Wisconsin – indeed, the nation – lost a legal giant today with the passing of former Wisconsin Supreme Court Chief Justice Shirley Abrahamson.
We became acquainted – literally by accident – in the winter of 1979 when I was a law student at the University of Wisconsin and slid on a wet stair in the State Capitol. My bumpy ride ended at her feet at the bottom of the staircase. A few years later when I drafted the American Bar Association’s standards for the fair treatment of child abuse victims in court proceedings we discussed how courts can meet those challenges while still ensuring the rights of defendants. And a few years ago as a member of the Wisconsin Judicial Conference I appreciated her recognition of municipal courts as the “face” of justice for most people in our state whose only contact with the courts may come when they get a traffic ticket. Shortly thereafter Chief Justice Abrahamson met with municipal judges and reminded us of our responsibility to always “do the right thing” as the “face of justice” in Wisconsin and like good umpires to “call ‘em as we see ‘em.”

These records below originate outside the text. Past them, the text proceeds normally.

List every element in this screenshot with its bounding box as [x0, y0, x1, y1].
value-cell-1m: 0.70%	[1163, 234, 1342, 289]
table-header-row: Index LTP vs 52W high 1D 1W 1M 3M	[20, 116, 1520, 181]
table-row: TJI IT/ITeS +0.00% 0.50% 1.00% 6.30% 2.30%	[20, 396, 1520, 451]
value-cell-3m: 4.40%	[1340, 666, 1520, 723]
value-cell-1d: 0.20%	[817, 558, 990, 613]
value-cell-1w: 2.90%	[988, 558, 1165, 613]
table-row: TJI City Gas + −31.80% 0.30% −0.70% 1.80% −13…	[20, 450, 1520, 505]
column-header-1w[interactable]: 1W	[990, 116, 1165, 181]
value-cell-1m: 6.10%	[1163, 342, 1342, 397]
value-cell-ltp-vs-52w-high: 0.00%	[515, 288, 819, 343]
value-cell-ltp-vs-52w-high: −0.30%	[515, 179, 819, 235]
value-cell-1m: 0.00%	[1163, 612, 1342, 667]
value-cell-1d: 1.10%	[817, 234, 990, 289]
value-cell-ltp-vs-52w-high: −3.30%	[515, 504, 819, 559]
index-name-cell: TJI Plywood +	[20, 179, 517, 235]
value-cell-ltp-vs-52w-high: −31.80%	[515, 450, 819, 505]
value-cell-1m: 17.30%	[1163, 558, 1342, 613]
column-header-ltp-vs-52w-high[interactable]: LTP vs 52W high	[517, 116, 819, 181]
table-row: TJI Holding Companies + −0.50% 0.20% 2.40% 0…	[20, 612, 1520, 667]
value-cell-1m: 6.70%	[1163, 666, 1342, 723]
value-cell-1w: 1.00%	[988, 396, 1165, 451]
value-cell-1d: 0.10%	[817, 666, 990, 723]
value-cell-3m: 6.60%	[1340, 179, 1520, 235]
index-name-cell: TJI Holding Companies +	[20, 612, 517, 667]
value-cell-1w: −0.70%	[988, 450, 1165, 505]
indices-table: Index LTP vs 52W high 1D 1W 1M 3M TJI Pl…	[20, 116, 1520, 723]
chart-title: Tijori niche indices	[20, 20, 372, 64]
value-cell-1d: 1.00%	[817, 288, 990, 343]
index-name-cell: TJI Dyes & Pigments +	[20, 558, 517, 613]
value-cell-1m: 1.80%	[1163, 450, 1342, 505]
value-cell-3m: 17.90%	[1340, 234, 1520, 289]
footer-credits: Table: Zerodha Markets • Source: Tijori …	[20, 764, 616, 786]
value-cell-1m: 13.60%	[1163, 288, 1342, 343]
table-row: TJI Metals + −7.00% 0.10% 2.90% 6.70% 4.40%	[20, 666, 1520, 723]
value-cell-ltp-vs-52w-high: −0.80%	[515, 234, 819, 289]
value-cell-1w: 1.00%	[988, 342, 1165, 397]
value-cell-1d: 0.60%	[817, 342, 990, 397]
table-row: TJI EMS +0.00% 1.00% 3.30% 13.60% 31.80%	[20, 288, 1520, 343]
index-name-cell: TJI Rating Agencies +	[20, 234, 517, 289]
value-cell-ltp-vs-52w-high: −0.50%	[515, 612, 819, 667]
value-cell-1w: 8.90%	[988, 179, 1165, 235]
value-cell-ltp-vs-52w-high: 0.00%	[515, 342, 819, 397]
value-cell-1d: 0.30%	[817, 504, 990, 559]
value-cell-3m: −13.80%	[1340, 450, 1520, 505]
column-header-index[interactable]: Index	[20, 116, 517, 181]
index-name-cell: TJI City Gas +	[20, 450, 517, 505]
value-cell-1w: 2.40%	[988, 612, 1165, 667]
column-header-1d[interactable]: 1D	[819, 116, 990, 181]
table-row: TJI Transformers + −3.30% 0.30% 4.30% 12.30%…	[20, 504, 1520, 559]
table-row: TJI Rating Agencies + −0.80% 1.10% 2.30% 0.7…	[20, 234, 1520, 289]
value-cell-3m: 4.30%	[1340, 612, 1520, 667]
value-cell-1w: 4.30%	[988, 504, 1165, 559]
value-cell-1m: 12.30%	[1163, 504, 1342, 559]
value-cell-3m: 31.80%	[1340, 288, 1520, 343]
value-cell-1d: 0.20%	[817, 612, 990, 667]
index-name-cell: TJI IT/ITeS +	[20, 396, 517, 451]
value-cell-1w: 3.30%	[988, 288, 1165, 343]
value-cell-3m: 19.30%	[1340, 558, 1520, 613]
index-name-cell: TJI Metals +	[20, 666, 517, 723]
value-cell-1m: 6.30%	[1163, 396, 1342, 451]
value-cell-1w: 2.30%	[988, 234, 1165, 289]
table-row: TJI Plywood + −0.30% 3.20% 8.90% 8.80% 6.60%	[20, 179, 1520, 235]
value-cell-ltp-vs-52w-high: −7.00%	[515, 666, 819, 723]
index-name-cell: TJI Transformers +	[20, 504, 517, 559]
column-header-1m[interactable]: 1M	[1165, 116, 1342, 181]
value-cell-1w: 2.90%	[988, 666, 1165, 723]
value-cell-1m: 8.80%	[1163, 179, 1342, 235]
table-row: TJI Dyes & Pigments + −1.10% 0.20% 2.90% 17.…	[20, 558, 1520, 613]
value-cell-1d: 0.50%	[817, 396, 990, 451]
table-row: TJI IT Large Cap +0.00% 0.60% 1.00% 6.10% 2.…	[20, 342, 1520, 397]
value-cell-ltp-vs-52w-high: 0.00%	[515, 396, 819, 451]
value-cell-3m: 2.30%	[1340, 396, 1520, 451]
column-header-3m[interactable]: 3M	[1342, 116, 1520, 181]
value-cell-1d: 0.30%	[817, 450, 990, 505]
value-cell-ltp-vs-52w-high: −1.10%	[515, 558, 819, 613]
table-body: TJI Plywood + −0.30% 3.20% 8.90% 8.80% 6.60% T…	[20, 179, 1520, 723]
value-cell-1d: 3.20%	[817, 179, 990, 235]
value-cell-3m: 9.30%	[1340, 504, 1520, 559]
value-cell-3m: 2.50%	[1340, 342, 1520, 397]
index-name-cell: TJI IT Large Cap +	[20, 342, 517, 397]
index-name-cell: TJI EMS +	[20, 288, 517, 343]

Few people will ever have the fidelity and enthusiasm that Chief Justice Abrahamson demonstrated toward the Wisconsin Constitution that she felt was forgotten all too often. Her legal scholarship was more than “a cut above” and her opinions did not shy away from controversy. Even if you disagreed with her – which happened on more than one occasion – you had to admit that she did her homework and articulated her opinions with exhaustively researched and articulated analysis. She was also a zealous and tireless advocate for maintaining the independence of a fair, impartial and vibrant judiciary.
Chief Justice Abrahamson matched her legal scholarship with an uncanny connection to the human condition. More often than not how the law impacted “the little guy” was a significant factor in her opinions. Despite her busy schedule she found time to be a role model for law students and, in particular, for increasing the participation of women in the study and practice of law and service on the bench.
On behalf of the Wisconsin Municipal Judges Association and myself I extend the deepest condolences to her friends and family and also to the people of our state who share in the loss of this exemplary public servant, legal scholar and role model.